A few clarifications: It is not, nor does it ever been the tool that has defined photojournalism. No one ever worried that the instamatic would destroy photojournalism, nor that the Polaroid would end photojournalism. In fact, up to recently, no one cared about what equipment and platform photojournalists were using to carry their messages to the masses. The only thing that mattered was the result. And it still does.

Instagram, like a few years  ago the lens baby craze, is just a passing trend in photojournalism. Some might continue to use it, others will move on to newer tools. It is not a revolution and hardly an evolution. There will be no before or after Instagram because it is just not that important. What is important is the change in access, something we wrote about here before.

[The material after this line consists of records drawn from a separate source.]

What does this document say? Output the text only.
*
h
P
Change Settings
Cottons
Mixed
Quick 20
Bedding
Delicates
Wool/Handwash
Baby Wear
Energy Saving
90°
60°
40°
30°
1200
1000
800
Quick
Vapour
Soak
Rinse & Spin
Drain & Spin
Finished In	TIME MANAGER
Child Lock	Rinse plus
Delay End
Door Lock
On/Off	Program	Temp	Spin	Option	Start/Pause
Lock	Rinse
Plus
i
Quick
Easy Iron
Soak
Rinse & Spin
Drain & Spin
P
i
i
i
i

With Instagram or any image sharing platform, Facebook, Twitter, Pinterest and others, photojournalists now have direct access to an audience and are no longer limited by the publishers . So, when a few years ago one had to get the approval of a writer, a photo editor and an editor in chief to get images published and seen, it is no longer the case. The downsize of this is that anyone can publish anything anywhere. Thus when a magazine offered  a carefully curated content, social media offers you a cacophony of unregulated  information. When a magazine guarantees credibility, it is hard to define on social media.

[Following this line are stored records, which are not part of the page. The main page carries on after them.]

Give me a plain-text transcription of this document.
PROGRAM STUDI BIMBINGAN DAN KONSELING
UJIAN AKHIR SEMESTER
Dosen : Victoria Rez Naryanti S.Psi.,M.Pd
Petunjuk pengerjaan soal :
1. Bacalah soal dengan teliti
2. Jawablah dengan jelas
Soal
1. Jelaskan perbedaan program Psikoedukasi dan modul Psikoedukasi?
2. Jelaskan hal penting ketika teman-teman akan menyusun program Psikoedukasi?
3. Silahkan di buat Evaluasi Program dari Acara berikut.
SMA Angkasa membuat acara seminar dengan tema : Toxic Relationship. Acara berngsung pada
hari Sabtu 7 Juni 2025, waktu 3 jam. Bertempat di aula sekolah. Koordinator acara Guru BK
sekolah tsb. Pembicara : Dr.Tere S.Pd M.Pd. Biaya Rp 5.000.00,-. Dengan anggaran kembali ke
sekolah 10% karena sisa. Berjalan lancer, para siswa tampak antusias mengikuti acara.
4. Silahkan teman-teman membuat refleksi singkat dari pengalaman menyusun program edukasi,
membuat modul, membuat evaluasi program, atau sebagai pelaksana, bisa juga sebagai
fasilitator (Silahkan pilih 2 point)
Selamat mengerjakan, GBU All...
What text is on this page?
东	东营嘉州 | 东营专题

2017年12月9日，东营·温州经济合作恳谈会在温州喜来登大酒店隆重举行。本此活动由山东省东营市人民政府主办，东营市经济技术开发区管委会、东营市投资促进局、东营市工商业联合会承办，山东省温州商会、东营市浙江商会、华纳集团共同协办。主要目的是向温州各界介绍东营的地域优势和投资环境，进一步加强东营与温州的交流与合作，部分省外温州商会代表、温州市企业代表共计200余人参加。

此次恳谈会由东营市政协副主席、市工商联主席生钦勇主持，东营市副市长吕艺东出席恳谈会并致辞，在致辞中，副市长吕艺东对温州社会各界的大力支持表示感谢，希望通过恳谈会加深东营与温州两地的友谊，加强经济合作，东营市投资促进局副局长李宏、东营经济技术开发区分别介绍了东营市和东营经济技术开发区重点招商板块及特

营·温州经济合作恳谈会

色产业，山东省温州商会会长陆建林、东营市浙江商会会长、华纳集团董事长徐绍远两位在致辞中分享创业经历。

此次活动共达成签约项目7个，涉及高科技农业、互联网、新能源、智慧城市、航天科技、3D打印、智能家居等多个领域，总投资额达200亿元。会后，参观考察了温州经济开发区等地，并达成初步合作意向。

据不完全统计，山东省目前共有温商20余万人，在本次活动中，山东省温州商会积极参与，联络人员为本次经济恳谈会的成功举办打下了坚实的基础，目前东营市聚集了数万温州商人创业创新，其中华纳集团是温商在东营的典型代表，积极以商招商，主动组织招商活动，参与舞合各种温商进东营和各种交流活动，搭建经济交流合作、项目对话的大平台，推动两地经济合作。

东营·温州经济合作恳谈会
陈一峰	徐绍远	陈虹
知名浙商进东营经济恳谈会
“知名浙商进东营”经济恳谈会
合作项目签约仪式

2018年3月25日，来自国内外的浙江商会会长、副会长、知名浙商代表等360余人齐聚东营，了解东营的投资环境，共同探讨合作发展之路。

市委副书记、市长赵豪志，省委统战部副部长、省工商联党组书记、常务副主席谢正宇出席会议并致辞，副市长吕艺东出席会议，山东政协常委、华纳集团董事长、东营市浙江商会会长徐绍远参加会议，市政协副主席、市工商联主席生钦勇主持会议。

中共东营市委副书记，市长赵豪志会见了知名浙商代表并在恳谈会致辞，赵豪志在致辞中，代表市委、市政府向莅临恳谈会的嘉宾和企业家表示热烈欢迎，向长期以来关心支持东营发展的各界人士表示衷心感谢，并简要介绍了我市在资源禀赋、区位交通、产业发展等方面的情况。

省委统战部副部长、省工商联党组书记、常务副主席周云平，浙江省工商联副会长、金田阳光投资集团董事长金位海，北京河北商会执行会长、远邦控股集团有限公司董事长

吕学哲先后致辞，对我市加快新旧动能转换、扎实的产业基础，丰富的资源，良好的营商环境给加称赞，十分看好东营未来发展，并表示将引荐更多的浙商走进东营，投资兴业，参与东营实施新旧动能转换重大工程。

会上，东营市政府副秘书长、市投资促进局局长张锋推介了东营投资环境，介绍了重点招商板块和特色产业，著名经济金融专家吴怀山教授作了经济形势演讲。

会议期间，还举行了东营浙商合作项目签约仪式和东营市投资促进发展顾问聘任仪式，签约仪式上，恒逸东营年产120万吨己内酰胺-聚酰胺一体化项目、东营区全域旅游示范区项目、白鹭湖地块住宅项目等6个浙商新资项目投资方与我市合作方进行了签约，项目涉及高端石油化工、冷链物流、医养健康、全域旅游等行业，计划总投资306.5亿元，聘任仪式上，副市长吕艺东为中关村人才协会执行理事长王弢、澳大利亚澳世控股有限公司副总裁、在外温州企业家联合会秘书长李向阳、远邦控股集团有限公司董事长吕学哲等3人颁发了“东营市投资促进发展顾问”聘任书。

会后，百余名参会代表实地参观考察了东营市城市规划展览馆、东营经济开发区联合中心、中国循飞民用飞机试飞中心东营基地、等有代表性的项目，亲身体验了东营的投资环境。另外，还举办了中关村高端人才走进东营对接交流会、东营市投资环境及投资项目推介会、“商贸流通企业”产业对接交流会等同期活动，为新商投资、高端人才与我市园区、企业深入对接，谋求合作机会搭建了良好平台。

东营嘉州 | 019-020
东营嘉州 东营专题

Thus, the real question is how does photojournalism keep its identity, authenticity, credibility, objectivity and impact if there are no more gatekeepers? The answer is quite obvious: its all in the hands of the photographer. More than ever.

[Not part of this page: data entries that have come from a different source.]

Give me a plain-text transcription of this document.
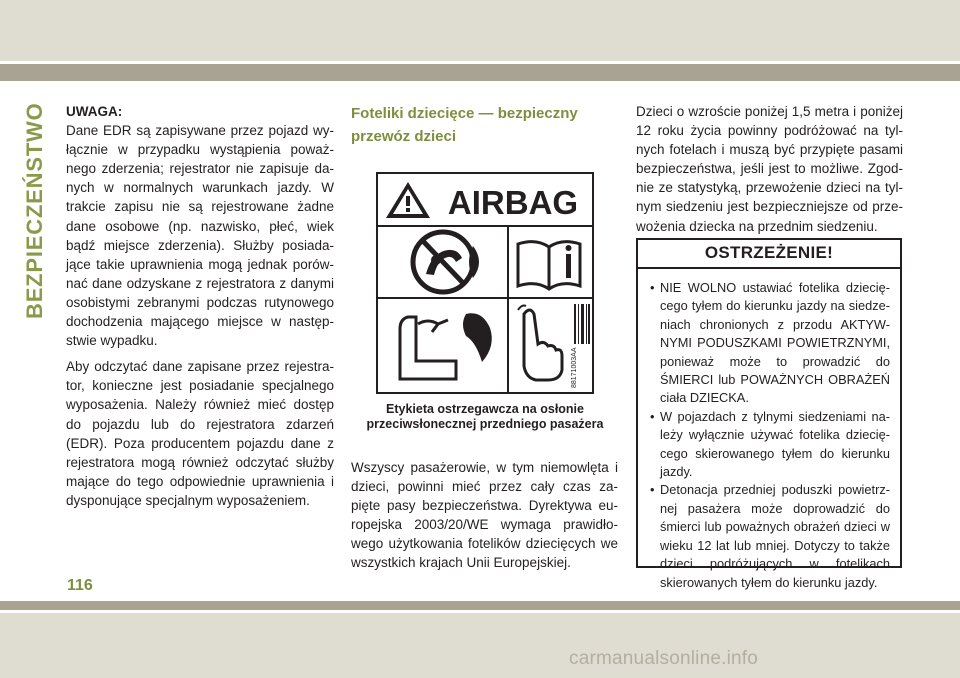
BEZPIECZEŃSTWO UWAGA:

Dane EDR są zapisywane przez pojazd wy-łącznie w przypadku wystąpienia poważ-nego zderzenia; rejestrator nie zapisuje da-nych w normalnych warunkach jazdy. W trakcie zapisu nie są rejestrowane żadne dane osobowe (np. nazwisko, płeć, wiek bądź miejsce zderzenia). Służby posiada-jące takie uprawnienia mogą jednak porów-nać dane odzyskane z rejestratora z danymi osobistymi zebranymi podczas rutynowego dochodzenia mającego miejsce w następ-stwie wypadku.

Aby odczytać dane zapisane przez rejestra-tor, konieczne jest posiadanie specjalnego wyposażenia. Należy również mieć dostęp do pojazdu lub do rejestratora zdarzeń (EDR). Poza producentem pojazdu dane z rejestratora mogą również odczytać służby mające do tego odpowiednie uprawnienia i dysponujące specjalnym wyposażeniem.

Foteliki dziecięce — bezpieczny przewóz dzieci
AIRBAG
88171003AA
Etykieta ostrzegawcza na osłonie przeciwsłonecznej przedniego pasażera

Wszyscy pasażerowie, w tym niemowlęta i dzieci, powinni mieć przez cały czas za-pięte pasy bezpieczeństwa. Dyrektywa eu-ropejska 2003/20/WE wymaga prawidło-wego użytkowania fotelików dziecięcych we wszystkich krajach Unii Europejskiej.

Dzieci o wzroście poniżej 1,5 metra i poniżej 12 roku życia powinny podróżować na tyl-nych fotelach i muszą być przypięte pasami bezpieczeństwa, jeśli jest to możliwe. Zgod-nie ze statystyką, przewożenie dzieci na tyl-nym siedzeniu jest bezpieczniejsze od prze-wożenia dziecka na przednim siedzeniu.

OSTRZEŻENIE!
• NIE WOLNO ustawiać fotelika dziecię-cego tyłem do kierunku jazdy na siedze-niach chronionych z przodu AKTYW-NYMI PODUSZKAMI POWIETRZNYMI, ponieważ może to prowadzić do ŚMIERCI lub POWAŻNYCH OBRAŻEŃ ciała DZIECKA.
• W pojazdach z tylnymi siedzeniami na-leży wyłącznie używać fotelika dziecię-cego skierowanego tyłem do kierunku jazdy.
• Detonacja przedniej poduszki powietrz-nej pasażera może doprowadzić do śmierci lub poważnych obrażeń dzieci w wieku 12 lat lub mniej. Dotyczy to także dzieci podróżujących w fotelikach skierowanych tyłem do kierunku jazdy.
116
carmanualsonline.info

Photojournalists new added role is to become their own trusted beacon of information. Regardless of what tool they use, they have to, time after time, abide by the strictest rules of journalism to become a trusted publisher themselves. It is not an easy and rapid process as trust is build over long period of time and can be easily lost. But the bests and the brightest will emerge from the masses  and become trusted sources of information . What photojournalism is losing is not the photojournalist but the credibility gatekeepers . As it evolves from the one to many model to the many to many

many to many
many to many

, new beacons of trust have to be established that no longer just rely on past experience. We trust the New York Times because of its long history of providing truth. We are doubtful of that one photographer who just posted an image because we have no experience with that person.

Maybe one solution is for Twitter to create trust accounts.Via an algorithm that would check for past postings, along with confirming with other sources, numbers of trusted followers, amounts of legitimate retweets, it could confirm the veracity of source and assign a confidence level. It would be lower for a first time poster but upwards to 100% for an established one. We could then start trusting sources with higher confidence as it would discourage and weed out the fakes and jokers.

In other words, photojournalist, via twitter, could become their own publishers. Twitter would benefit by helping creating new channels of journalism with massive following, whose presence would bring legitimacy to their platform. The same could be done with Twitter and Facebook.

As we transition to the many to many publishing model, the importance of photojournalism is not disappearing. In fact, it has never been so important. What is shifting is how we create new trusts channels inside the huge amount of information we receive daily. How we hand over the power of information not to those who aggregate it but those who actually create it.